Macon has a clear presence in the book. Not only are several chapters devoted to the Allman Brothers Band, brothers Phil and Alan Walden, Capricorn Records and more, but the Big House Museum was instrumental in providing photographs.

Bomar said he regretted not being able to visit Macon while researching the book, but he has plans to sign copies of “Southbound” at the Big House on Oct. 18.

The book is organized so that it breaks the big names in Southern rock into sections, and it has chapters in each section. For example, the section on the Allman Brothers Band has individual chapters on the Allman Joys and Hourglass -- two earlier bands that brothers Duane and Gregg Allman started, then traces the history of the Allman Brothers Band through the ’70s.
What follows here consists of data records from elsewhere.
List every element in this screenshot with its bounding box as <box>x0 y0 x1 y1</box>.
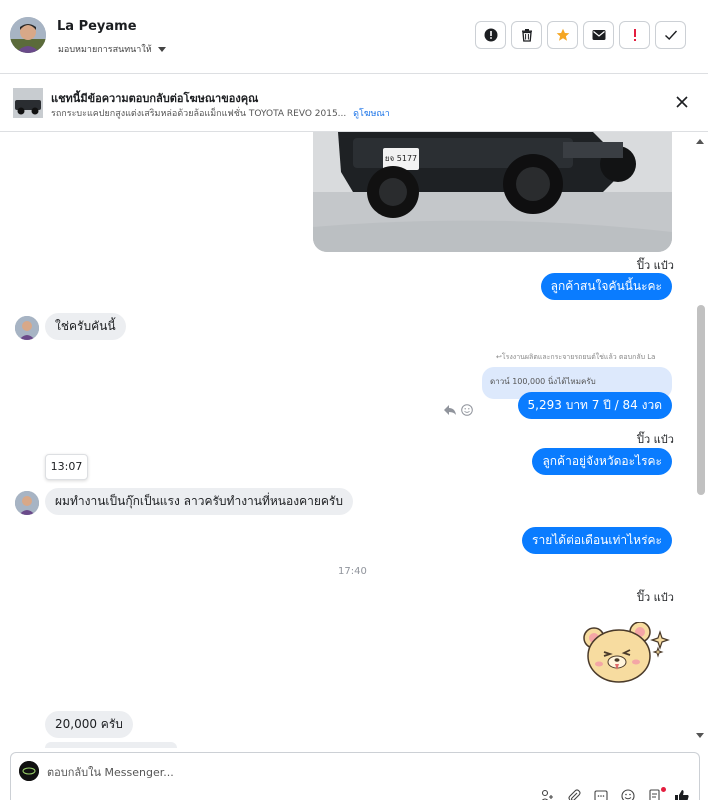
sender-label: ปิ๊ว แป๋ว <box>637 433 674 446</box>
outgoing-message[interactable]: ลูกค้าสนใจคันนี้นะคะ <box>540 273 672 300</box>
message-hover-actions <box>443 404 473 416</box>
car-photo-attachment[interactable]: ยจ 5177 <box>313 132 672 252</box>
payment-button[interactable] <box>647 787 666 800</box>
outgoing-message[interactable]: 5,293 บาท 7 ปี / 84 งวด <box>517 392 672 419</box>
ad-reply-banner: แชทนี้มีข้อความตอบกลับต่อโฆษณาของคุณ รถก… <box>0 74 708 132</box>
reply-composer <box>10 752 700 800</box>
follow-up-button[interactable] <box>619 21 650 49</box>
delete-button[interactable] <box>511 21 542 49</box>
emoji-icon <box>621 789 635 800</box>
chevron-down-icon <box>157 46 166 52</box>
contact-avatar[interactable] <box>10 17 46 53</box>
reply-context-note: ↩โรงงานผลิตและกระจายรถยนต์ใช่แล้ว ตอบกลั… <box>496 353 656 361</box>
mark-done-button[interactable] <box>655 21 686 49</box>
emoji-button[interactable] <box>620 789 636 800</box>
header-actions <box>475 21 686 49</box>
incoming-message[interactable]: 20,000 ครับ <box>45 711 133 738</box>
scroll-up-arrow[interactable] <box>696 139 704 144</box>
envelope-icon <box>592 30 605 40</box>
emoji-reaction-icon[interactable] <box>461 404 473 416</box>
exclamation-icon <box>633 29 636 41</box>
page-avatar <box>19 761 39 781</box>
sender-label: ปิ๊ว แป๋ว <box>637 259 674 272</box>
assign-conversation-dropdown[interactable]: มอบหมายการสนทนาให้ <box>58 42 166 56</box>
scroll-down-arrow[interactable] <box>696 733 704 738</box>
ad-description: รถกระบะแคปยกสูงแต่งเสริมหล่อด้วยล้อแม็กแ… <box>51 109 347 119</box>
timestamp-tooltip: 13:07 <box>45 454 88 480</box>
contact-avatar-small <box>15 316 39 340</box>
notification-dot <box>661 787 666 792</box>
paperclip-icon <box>568 789 581 800</box>
message-template-icon <box>594 790 608 800</box>
chat-scrollbar-thumb[interactable] <box>697 305 705 495</box>
close-icon <box>676 96 688 108</box>
incoming-message[interactable]: ผมทำงานเป็นกุ๊กเป็นแรง ลาวครับทำงานที่หน… <box>45 488 353 515</box>
person-add-icon <box>541 789 553 800</box>
check-icon <box>664 30 677 40</box>
assign-label: มอบหมายการสนทนาให้ <box>58 45 152 55</box>
alert-circle-icon <box>484 28 497 42</box>
mark-unread-button[interactable] <box>583 21 614 49</box>
view-ad-link[interactable]: ดูโฆษณา <box>353 109 390 119</box>
composer-toolbar <box>539 787 690 800</box>
incoming-message[interactable]: ใช่ครับคันนี้ <box>45 313 126 340</box>
outgoing-message[interactable]: ลูกค้าอยู่จังหวัดอะไรคะ <box>532 448 672 475</box>
star-button[interactable] <box>547 21 578 49</box>
invoice-icon <box>649 789 660 800</box>
ad-banner-subtitle: รถกระบะแคปยกสูงแต่งเสริมหล่อด้วยล้อแม็กแ… <box>51 106 390 120</box>
ad-thumbnail[interactable] <box>13 88 43 118</box>
contact-avatar-small <box>15 491 39 515</box>
add-contact-button[interactable] <box>539 789 555 800</box>
trash-icon <box>521 29 532 42</box>
conversation-header: La Peyame มอบหมายการสนทนาให้ <box>0 0 708 74</box>
messenger-inbox-thread: La Peyame มอบหมายการสนทนาให้ แชทนี้มีข้อ… <box>0 0 708 800</box>
bear-sticker[interactable] <box>582 621 674 686</box>
incoming-message-partial <box>45 742 177 748</box>
sender-label: ปิ๊ว แป๋ว <box>637 591 674 604</box>
ad-banner-title: แชทนี้มีข้อความตอบกลับต่อโฆษณาของคุณ <box>51 92 259 105</box>
thumbs-up-icon <box>675 790 689 800</box>
svg-text:ยจ 5177: ยจ 5177 <box>385 154 417 163</box>
saved-replies-button[interactable] <box>593 789 609 800</box>
attach-file-button[interactable] <box>566 789 582 800</box>
outgoing-message[interactable]: รายได้ต่อเดือนเท่าไหร่คะ <box>522 527 672 554</box>
reply-icon[interactable] <box>443 404 457 416</box>
close-banner-button[interactable] <box>674 94 690 110</box>
star-icon <box>556 28 569 41</box>
like-button[interactable] <box>674 789 690 800</box>
message-input[interactable] <box>47 763 447 781</box>
report-spam-button[interactable] <box>475 21 506 49</box>
time-divider: 17:40 <box>338 566 367 577</box>
contact-name[interactable]: La Peyame <box>57 19 137 34</box>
The same goes for many of the other famed Southern rock acts of that era: the Charlie Daniels Band, Lynyrd Skynyrd, the Marshall Tucker Band, ZZ Top and many others.

Besides the musical significance of Southern rock, Bomar also investigates the cultural impact the genre had across the rest of the country.
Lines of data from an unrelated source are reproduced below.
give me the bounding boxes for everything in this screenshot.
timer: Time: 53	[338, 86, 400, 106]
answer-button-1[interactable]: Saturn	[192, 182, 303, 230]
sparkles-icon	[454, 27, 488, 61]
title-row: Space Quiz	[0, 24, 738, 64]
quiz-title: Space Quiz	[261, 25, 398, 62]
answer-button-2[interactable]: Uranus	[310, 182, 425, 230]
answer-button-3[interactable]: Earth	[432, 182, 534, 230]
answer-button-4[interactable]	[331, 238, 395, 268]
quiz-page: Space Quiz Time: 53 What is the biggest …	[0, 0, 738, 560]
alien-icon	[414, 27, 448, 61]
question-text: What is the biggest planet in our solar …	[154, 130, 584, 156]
Back in the early days of Southern rock, non-Southerners often dismissed the bands as “rednecks” and “long-haired, freaky rock ’n’ roll guys.” Bomar, however, notes that many Southerners didn’t initially take to Southern rock because “long-haired, freaky rock ’n’ roll guys” wasn’t a popular image to have in the conservative South.

“There are assumptions that still exist today to a large extent (in other parts of the country),” Bomar said. “There’s a tendency to characterize people with a broad brush. That manifests in a lot of ways. ... I grew up in Nashville, and even today, people ask me questions about growing up in Tennessee with the idea I came from a regressive background.”
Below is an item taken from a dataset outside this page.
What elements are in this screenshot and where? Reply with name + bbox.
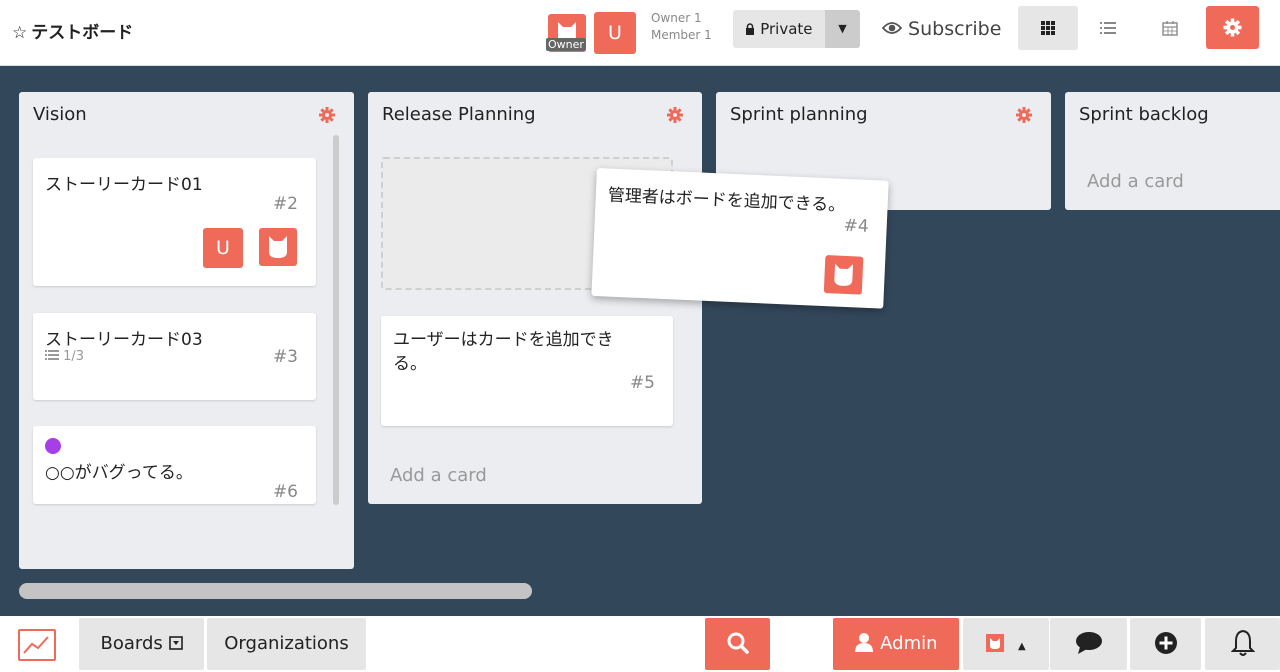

In the forward to “Southbound,” singer Doug Gray of the Marshall Tucker Band writes about how Southern rock bands helped change perceptions about the South.

“All of us -- the Allmans, Wet Willie, Charlie Daniels, Marshall Tucker -- were spreading that love and sense of family to the fans, one by one,” Gray wrote. “It was almost like an awakening. People started to realize that Southerners aren’t just a bunch of dummies. They were realizing that we’ve actually got some talented musicians down here who can really play and can write songs that mean things to people. It was like a stamp of approval for us.”

Bomar said he’s a lifelong “music nerd” who listened to Southern rock in the ’90s while growing up, but wasn’t an expert on it.

“I was able to research things that were new to me,” he said. “It was a neat process the way it unfolded. I didn’t come in with an agenda of what I wanted to say about Southern rock.”

Bomar said he thinks Southern rock came about at the right time, with new recording technology that allowed musicians to be more creative.

“I think in the broader sense, music of the ’70s resonates with people,” he said. “By the 1970s, the technology was where people could go and experiment and come up with interesting sounds. They had the budget and technology to do things that were amazing. That was a golden era. You could sound great, but you couldn’t fake it. You still had to bring talent to the table.

“Some of the best groups had great musicians writing great songs that people connected with. Now, pop music is increasingly disposable.”